O presidente Donald Trump anunciou uma tarifa de 32 por cento sobre os produtos de Taiwan como parte das suas abrangentes tarifas do “Dia da Libertação” na primavera passada, uma taxa que mais tarde baixou para 20 por cento.

O Departamento do Comércio afirmou que o acordo “histórico” “fortalecerá a resiliência económica dos EUA, criará empregos bem remunerados e reforçará a segurança nacional”.

Além de investir 250 mil milhões de dólares na construção e expansão de semicondutores avançados, energia e produção de inteligência artificial e capacidade de inovação nos EUA, Taiwan fornecerá pelo menos o mesmo montante em garantias de crédito para investimentos adicionais das suas empresas na cadeia de abastecimento de semicondutores dos EUA.

Escudo de silício

Taiwan enfatizou que continuará sendo o principal fornecedor mundial de semicondutores.
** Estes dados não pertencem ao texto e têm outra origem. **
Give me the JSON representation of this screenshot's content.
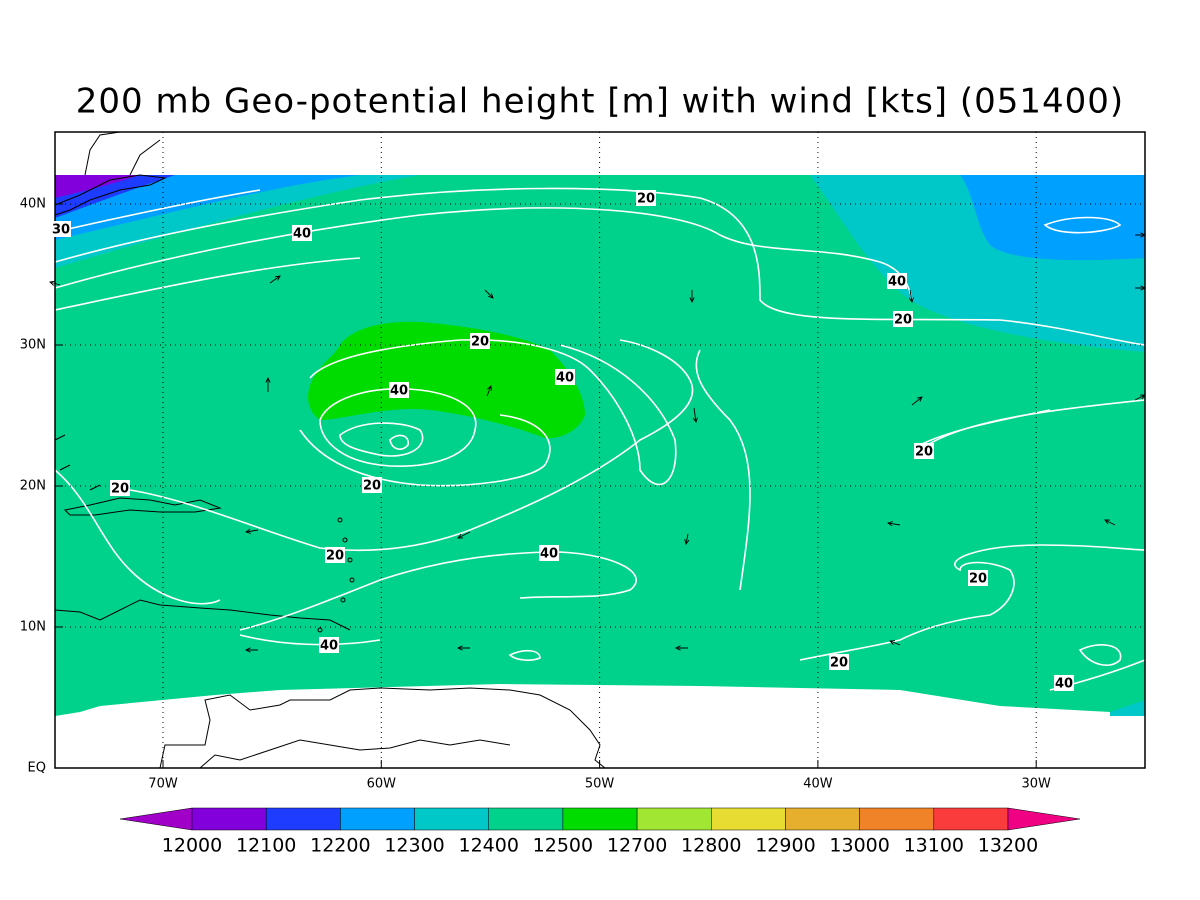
{
  "title": "200 mb Geo-potential height [m] with wind [kts] (051400)",
  "lat_labels": [
    "EQ",
    "10N",
    "20N",
    "30N",
    "40N"
  ],
  "lon_labels": [
    "70W",
    "60W",
    "50W",
    "40W",
    "30W"
  ],
  "contour_labels": [
    "20",
    "40",
    "30",
    "40",
    "20",
    "20",
    "40",
    "40",
    "20",
    "20",
    "20",
    "20",
    "40",
    "20",
    "40",
    "20",
    "40"
  ],
  "colorbar": {
    "labels": [
      "12000",
      "12100",
      "12200",
      "12300",
      "12400",
      "12500",
      "12700",
      "12800",
      "12900",
      "13000",
      "13100",
      "13200"
    ],
    "colors": [
      "#a000c8",
      "#8200dc",
      "#1e3cff",
      "#00a0ff",
      "#00c8c8",
      "#00d28c",
      "#00dc00",
      "#a0e632",
      "#e6dc32",
      "#e6af2d",
      "#f08228",
      "#fa3c3c",
      "#f00082"
    ]
  }
}
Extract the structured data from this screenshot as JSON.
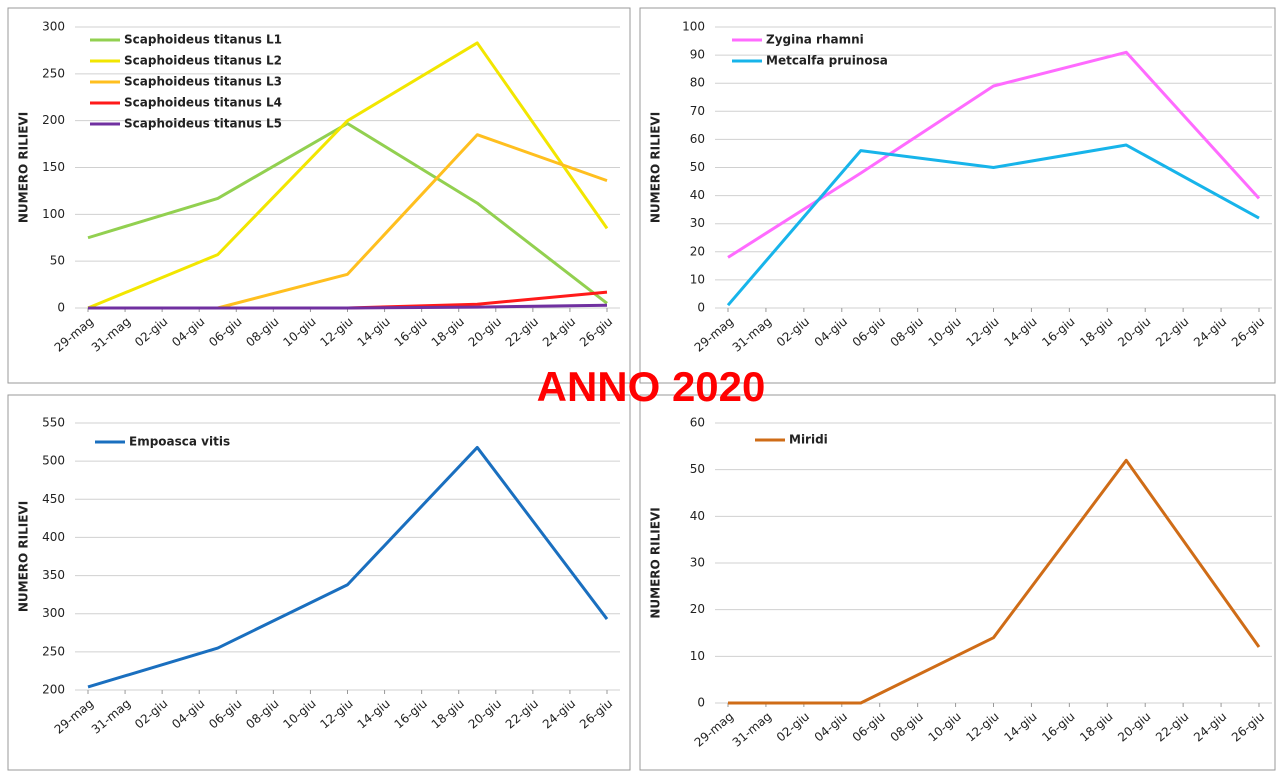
{
  "title": "ANNO 2020",
  "chart_data": [
    {
      "type": "line",
      "ylabel": "NUMERO RILIEVI",
      "x": [
        "05-29",
        "06-05",
        "06-12",
        "06-19",
        "06-26"
      ],
      "xlim": [
        "05-29",
        "06-26"
      ],
      "xticks": [
        {
          "value": "05-29",
          "label": "29-mag"
        },
        {
          "value": "05-31",
          "label": "31-mag"
        },
        {
          "value": "06-02",
          "label": "02-giu"
        },
        {
          "value": "06-04",
          "label": "04-giu"
        },
        {
          "value": "06-06",
          "label": "06-giu"
        },
        {
          "value": "06-08",
          "label": "08-giu"
        },
        {
          "value": "06-10",
          "label": "10-giu"
        },
        {
          "value": "06-12",
          "label": "12-giu"
        },
        {
          "value": "06-14",
          "label": "14-giu"
        },
        {
          "value": "06-16",
          "label": "16-giu"
        },
        {
          "value": "06-18",
          "label": "18-giu"
        },
        {
          "value": "06-20",
          "label": "20-giu"
        },
        {
          "value": "06-22",
          "label": "22-giu"
        },
        {
          "value": "06-24",
          "label": "24-giu"
        },
        {
          "value": "06-26",
          "label": "26-giu"
        }
      ],
      "ylim": [
        0,
        300
      ],
      "yticks": [
        0,
        50,
        100,
        150,
        200,
        250,
        300
      ],
      "grid": true,
      "series": [
        {
          "name": "Scaphoideus titanus L1",
          "color": "#92d050",
          "values": [
            75,
            117,
            197,
            112,
            5
          ]
        },
        {
          "name": "Scaphoideus titanus L2",
          "color": "#f2e600",
          "values": [
            0,
            57,
            200,
            283,
            85
          ]
        },
        {
          "name": "Scaphoideus titanus L3",
          "color": "#ffbf1f",
          "values": [
            0,
            0,
            36,
            185,
            136
          ]
        },
        {
          "name": "Scaphoideus titanus L4",
          "color": "#ff1a1a",
          "values": [
            0,
            0,
            0,
            4,
            17
          ]
        },
        {
          "name": "Scaphoideus titanus L5",
          "color": "#7030a0",
          "values": [
            0,
            0,
            0,
            1,
            3
          ]
        }
      ]
    },
    {
      "type": "line",
      "ylabel": "NUMERO RILIEVI",
      "x": [
        "05-29",
        "06-05",
        "06-12",
        "06-19",
        "06-26"
      ],
      "xlim": [
        "05-29",
        "06-26"
      ],
      "xticks": [
        {
          "value": "05-29",
          "label": "29-mag"
        },
        {
          "value": "05-31",
          "label": "31-mag"
        },
        {
          "value": "06-02",
          "label": "02-giu"
        },
        {
          "value": "06-04",
          "label": "04-giu"
        },
        {
          "value": "06-06",
          "label": "06-giu"
        },
        {
          "value": "06-08",
          "label": "08-giu"
        },
        {
          "value": "06-10",
          "label": "10-giu"
        },
        {
          "value": "06-12",
          "label": "12-giu"
        },
        {
          "value": "06-14",
          "label": "14-giu"
        },
        {
          "value": "06-16",
          "label": "16-giu"
        },
        {
          "value": "06-18",
          "label": "18-giu"
        },
        {
          "value": "06-20",
          "label": "20-giu"
        },
        {
          "value": "06-22",
          "label": "22-giu"
        },
        {
          "value": "06-24",
          "label": "24-giu"
        },
        {
          "value": "06-26",
          "label": "26-giu"
        }
      ],
      "ylim": [
        0,
        100
      ],
      "yticks": [
        0,
        10,
        20,
        30,
        40,
        50,
        60,
        70,
        80,
        90,
        100
      ],
      "grid": true,
      "series": [
        {
          "name": "Zygina rhamni",
          "color": "#ff6bff",
          "values": [
            18,
            48,
            79,
            91,
            39
          ]
        },
        {
          "name": "Metcalfa pruinosa",
          "color": "#17b4ea",
          "values": [
            1,
            56,
            50,
            58,
            32
          ]
        }
      ]
    },
    {
      "type": "line",
      "ylabel": "NUMERO RILIEVI",
      "x": [
        "05-29",
        "06-05",
        "06-12",
        "06-19",
        "06-26"
      ],
      "xlim": [
        "05-29",
        "06-26"
      ],
      "xticks": [
        {
          "value": "05-29",
          "label": "29-mag"
        },
        {
          "value": "05-31",
          "label": "31-mag"
        },
        {
          "value": "06-02",
          "label": "02-giu"
        },
        {
          "value": "06-04",
          "label": "04-giu"
        },
        {
          "value": "06-06",
          "label": "06-giu"
        },
        {
          "value": "06-08",
          "label": "08-giu"
        },
        {
          "value": "06-10",
          "label": "10-giu"
        },
        {
          "value": "06-12",
          "label": "12-giu"
        },
        {
          "value": "06-14",
          "label": "14-giu"
        },
        {
          "value": "06-16",
          "label": "16-giu"
        },
        {
          "value": "06-18",
          "label": "18-giu"
        },
        {
          "value": "06-20",
          "label": "20-giu"
        },
        {
          "value": "06-22",
          "label": "22-giu"
        },
        {
          "value": "06-24",
          "label": "24-giu"
        },
        {
          "value": "06-26",
          "label": "26-giu"
        }
      ],
      "ylim": [
        200,
        550
      ],
      "yticks": [
        200,
        250,
        300,
        350,
        400,
        450,
        500,
        550
      ],
      "grid": true,
      "series": [
        {
          "name": "Empoasca vitis",
          "color": "#1a6fbf",
          "values": [
            204,
            255,
            338,
            518,
            293
          ]
        }
      ]
    },
    {
      "type": "line",
      "ylabel": "NUMERO RILIEVI",
      "x": [
        "05-29",
        "06-05",
        "06-12",
        "06-19",
        "06-26"
      ],
      "xlim": [
        "05-29",
        "06-26"
      ],
      "xticks": [
        {
          "value": "05-29",
          "label": "29-mag"
        },
        {
          "value": "05-31",
          "label": "31-mag"
        },
        {
          "value": "06-02",
          "label": "02-giu"
        },
        {
          "value": "06-04",
          "label": "04-giu"
        },
        {
          "value": "06-06",
          "label": "06-giu"
        },
        {
          "value": "06-08",
          "label": "08-giu"
        },
        {
          "value": "06-10",
          "label": "10-giu"
        },
        {
          "value": "06-12",
          "label": "12-giu"
        },
        {
          "value": "06-14",
          "label": "14-giu"
        },
        {
          "value": "06-16",
          "label": "16-giu"
        },
        {
          "value": "06-18",
          "label": "18-giu"
        },
        {
          "value": "06-20",
          "label": "20-giu"
        },
        {
          "value": "06-22",
          "label": "22-giu"
        },
        {
          "value": "06-24",
          "label": "24-giu"
        },
        {
          "value": "06-26",
          "label": "26-giu"
        }
      ],
      "ylim": [
        0,
        60
      ],
      "yticks": [
        0,
        10,
        20,
        30,
        40,
        50,
        60
      ],
      "grid": true,
      "series": [
        {
          "name": "Miridi",
          "color": "#cf6c17",
          "values": [
            0,
            0,
            14,
            52,
            12
          ]
        }
      ]
    }
  ]
}
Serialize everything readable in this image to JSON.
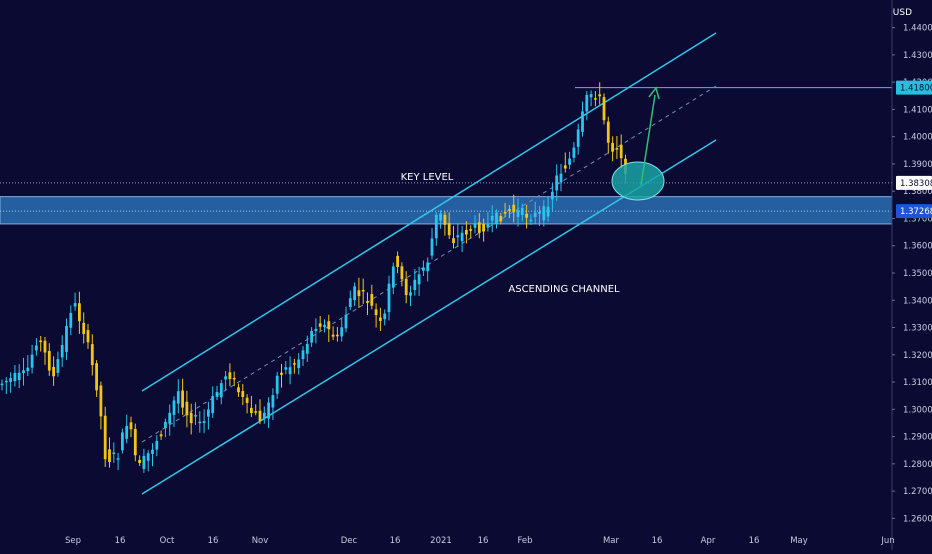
{
  "currency_label": "USD",
  "colors": {
    "background": "#0b0a33",
    "candle_up": "#29c5ec",
    "candle_down": "#f2c515",
    "channel": "#2ec7e8",
    "midline": "#6f8fb8",
    "key_zone_fill": "#2f7cc4",
    "marker_fill": "#1aa3a6",
    "arrow": "#2fbf79",
    "axis_text": "#c9cbe0",
    "price_tag_cyan": "#26c0dd",
    "price_tag_blue": "#1e55d6",
    "price_tag_white": "#ffffff"
  },
  "annotations": {
    "key_level": "KEY LEVEL",
    "ascending_channel": "ASCENDING CHANNEL"
  },
  "chart_data": {
    "type": "candlestick",
    "title": "",
    "ylim": [
      1.255,
      1.445
    ],
    "y_ticks": [
      "1.26000",
      "1.27000",
      "1.28000",
      "1.29000",
      "1.30000",
      "1.31000",
      "1.32000",
      "1.33000",
      "1.34000",
      "1.35000",
      "1.36000",
      "1.37000",
      "1.38000",
      "1.39000",
      "1.40000",
      "1.41000",
      "1.42000",
      "1.43000",
      "1.44000"
    ],
    "x_ticks": [
      "Sep",
      "16",
      "Oct",
      "16",
      "Nov",
      "Dec",
      "16",
      "2021",
      "16",
      "Feb",
      "Mar",
      "16",
      "Apr",
      "16",
      "May",
      "Jun"
    ],
    "price_tags": [
      {
        "label": "1.41800",
        "value": 1.418,
        "style": "cyan"
      },
      {
        "label": "1.38308",
        "value": 1.38308,
        "style": "white"
      },
      {
        "label": "1.37268",
        "value": 1.37268,
        "style": "blue"
      }
    ],
    "levels": {
      "resistance_line": 1.418,
      "current_price_dotted": 1.38308,
      "key_zone": [
        1.368,
        1.378
      ],
      "key_zone_mid": 1.37268
    },
    "channel": {
      "upper_start": [
        "Sep 22",
        1.304
      ],
      "upper_end": [
        "Apr 1",
        1.434
      ],
      "lower_start": [
        "Sep 22",
        1.267
      ],
      "lower_end": [
        "Apr 1",
        1.396
      ]
    },
    "candles_ohlc_approx": {
      "sep_start": 1.306,
      "sep_high": 1.348,
      "sep_low": 1.268,
      "oct_close": 1.294,
      "nov_close": 1.325,
      "dec_close": 1.355,
      "jan_close": 1.373,
      "feb_high": 1.424,
      "latest_close": 1.383
    }
  }
}
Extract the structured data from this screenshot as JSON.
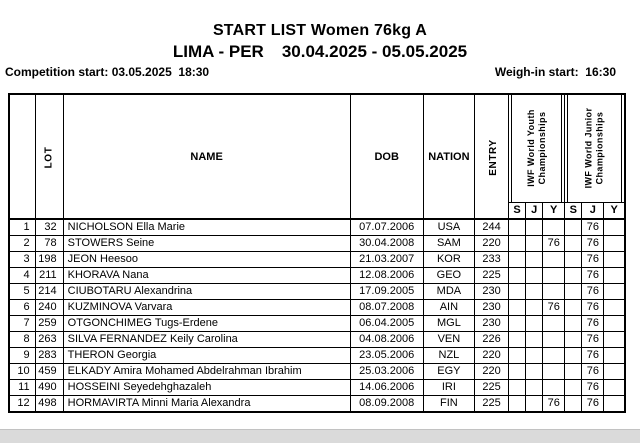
{
  "title": "START LIST Women 76kg A",
  "subtitle": {
    "venue": "LIMA - PER",
    "dates": "30.04.2025 - 05.05.2025"
  },
  "info": {
    "competition_start_label": "Competition start:",
    "competition_start_value": "03.05.2025  18:30",
    "weigh_in_label": "Weigh-in start:",
    "weigh_in_value": "16:30"
  },
  "colors": {
    "text": "#000000",
    "border": "#000000",
    "page_bg": "#ffffff",
    "footer_strip": "#dadada"
  },
  "table": {
    "headers": {
      "rank": "",
      "lot": "LOT",
      "name": "NAME",
      "dob": "DOB",
      "nation": "NATION",
      "entry": "ENTRY",
      "youth_group_line1": "IWF World Youth",
      "youth_group_line2": "Championships",
      "junior_group_line1": "IWF World Junior",
      "junior_group_line2": "Championships"
    },
    "sub_headers": [
      "S",
      "J",
      "Y",
      "S",
      "J",
      "Y"
    ],
    "rows": [
      {
        "rank": "1",
        "lot": "32",
        "name": "NICHOLSON Ella Marie",
        "dob": "07.07.2006",
        "nation": "USA",
        "entry": "244",
        "ys": "",
        "yj": "",
        "yy": "",
        "js": "",
        "jj": "76",
        "jy": ""
      },
      {
        "rank": "2",
        "lot": "78",
        "name": "STOWERS Seine",
        "dob": "30.04.2008",
        "nation": "SAM",
        "entry": "220",
        "ys": "",
        "yj": "",
        "yy": "76",
        "js": "",
        "jj": "76",
        "jy": ""
      },
      {
        "rank": "3",
        "lot": "198",
        "name": "JEON Heesoo",
        "dob": "21.03.2007",
        "nation": "KOR",
        "entry": "233",
        "ys": "",
        "yj": "",
        "yy": "",
        "js": "",
        "jj": "76",
        "jy": ""
      },
      {
        "rank": "4",
        "lot": "211",
        "name": "KHORAVA Nana",
        "dob": "12.08.2006",
        "nation": "GEO",
        "entry": "225",
        "ys": "",
        "yj": "",
        "yy": "",
        "js": "",
        "jj": "76",
        "jy": ""
      },
      {
        "rank": "5",
        "lot": "214",
        "name": "CIUBOTARU Alexandrina",
        "dob": "17.09.2005",
        "nation": "MDA",
        "entry": "230",
        "ys": "",
        "yj": "",
        "yy": "",
        "js": "",
        "jj": "76",
        "jy": ""
      },
      {
        "rank": "6",
        "lot": "240",
        "name": "KUZMINOVA Varvara",
        "dob": "08.07.2008",
        "nation": "AIN",
        "entry": "230",
        "ys": "",
        "yj": "",
        "yy": "76",
        "js": "",
        "jj": "76",
        "jy": ""
      },
      {
        "rank": "7",
        "lot": "259",
        "name": "OTGONCHIMEG Tugs-Erdene",
        "dob": "06.04.2005",
        "nation": "MGL",
        "entry": "230",
        "ys": "",
        "yj": "",
        "yy": "",
        "js": "",
        "jj": "76",
        "jy": ""
      },
      {
        "rank": "8",
        "lot": "263",
        "name": "SILVA FERNANDEZ Keily Carolina",
        "dob": "04.08.2006",
        "nation": "VEN",
        "entry": "226",
        "ys": "",
        "yj": "",
        "yy": "",
        "js": "",
        "jj": "76",
        "jy": ""
      },
      {
        "rank": "9",
        "lot": "283",
        "name": "THERON Georgia",
        "dob": "23.05.2006",
        "nation": "NZL",
        "entry": "220",
        "ys": "",
        "yj": "",
        "yy": "",
        "js": "",
        "jj": "76",
        "jy": ""
      },
      {
        "rank": "10",
        "lot": "459",
        "name": "ELKADY Amira Mohamed Abdelrahman Ibrahim",
        "dob": "25.03.2006",
        "nation": "EGY",
        "entry": "220",
        "ys": "",
        "yj": "",
        "yy": "",
        "js": "",
        "jj": "76",
        "jy": ""
      },
      {
        "rank": "11",
        "lot": "490",
        "name": "HOSSEINI Seyedehghazaleh",
        "dob": "14.06.2006",
        "nation": "IRI",
        "entry": "225",
        "ys": "",
        "yj": "",
        "yy": "",
        "js": "",
        "jj": "76",
        "jy": ""
      },
      {
        "rank": "12",
        "lot": "498",
        "name": "HORMAVIRTA Minni Maria Alexandra",
        "dob": "08.09.2008",
        "nation": "FIN",
        "entry": "225",
        "ys": "",
        "yj": "",
        "yy": "76",
        "js": "",
        "jj": "76",
        "jy": ""
      }
    ]
  }
}
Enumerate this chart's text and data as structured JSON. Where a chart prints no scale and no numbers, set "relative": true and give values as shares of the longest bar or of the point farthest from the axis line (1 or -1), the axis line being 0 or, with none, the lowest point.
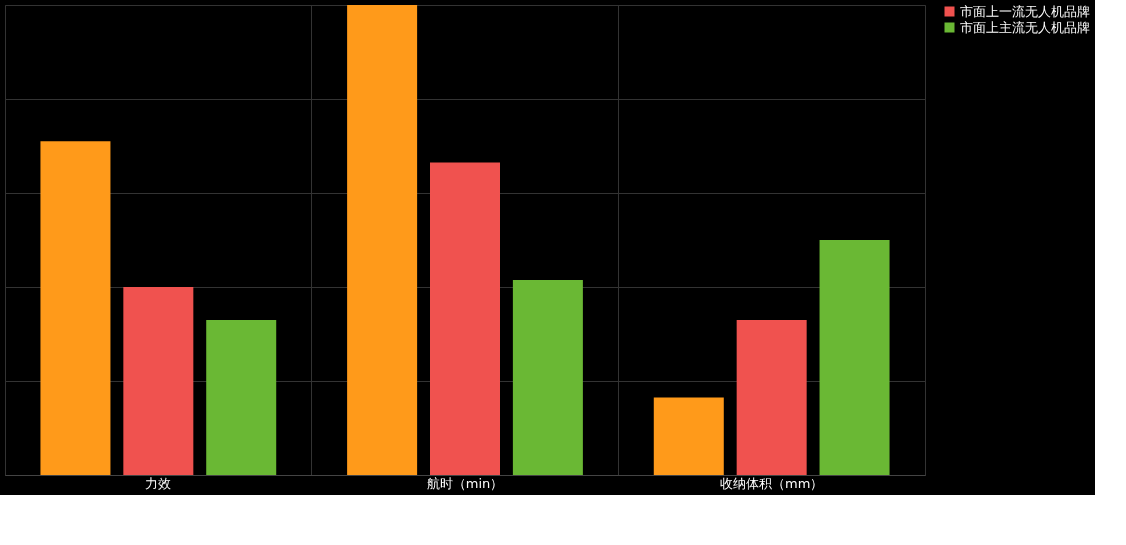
{
  "chart_data": {
    "type": "bar",
    "relative": true,
    "categories": [
      "力效",
      "航时（min）",
      "收纳体积（mm）"
    ],
    "series": [
      {
        "color": "#ff9a1a",
        "values": [
          0.71,
          1,
          0.165
        ]
      },
      {
        "name": "市面上一流无人机品牌",
        "color": "#f0524f",
        "values": [
          0.4,
          0.665,
          0.33
        ]
      },
      {
        "name": "市面上主流无人机品牌",
        "color": "#6ab834",
        "values": [
          0.33,
          0.415,
          0.5
        ]
      }
    ],
    "grid": true,
    "legend": "right"
  }
}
A indústria de chips da ilha há muito é vista como um “escudo de silício” que a protege de uma invasão ou bloqueio da China – o que reivindica a ilha faz parte do seu território soberano – e é um incentivo para os EUA o defenderem.

“Com base no planejamento atual, Taiwan continuará sendo o mais importante produtor mundial de semicondutores de IA, não apenas para as empresas taiwanesas, mas globalmente”, disse o ministro de Assuntos Econômicos, Kung Ming-hsin, a repórteres na sexta-feira, informou a agência de notícias AFP.

A capacidade de produção dos chips avançados que alimentam os sistemas de inteligência artificial será dividida em cerca de 85-15 entre Taiwan e os Estados Unidos até 2030 e 80-20 até 2036, projetou ele.

Reagindo ao acordo, Pequim expressou a sua forte oposição.

“A China opõe-se de forma consistente e resoluta a qualquer acordo… assinado entre países com os quais mantém relações diplomáticas e a região chinesa de Taiwan”, disse o porta-voz do Ministério dos Negócios Estrangeiros da China, instando Washington a respeitar o princípio de Uma Só China de Pequim.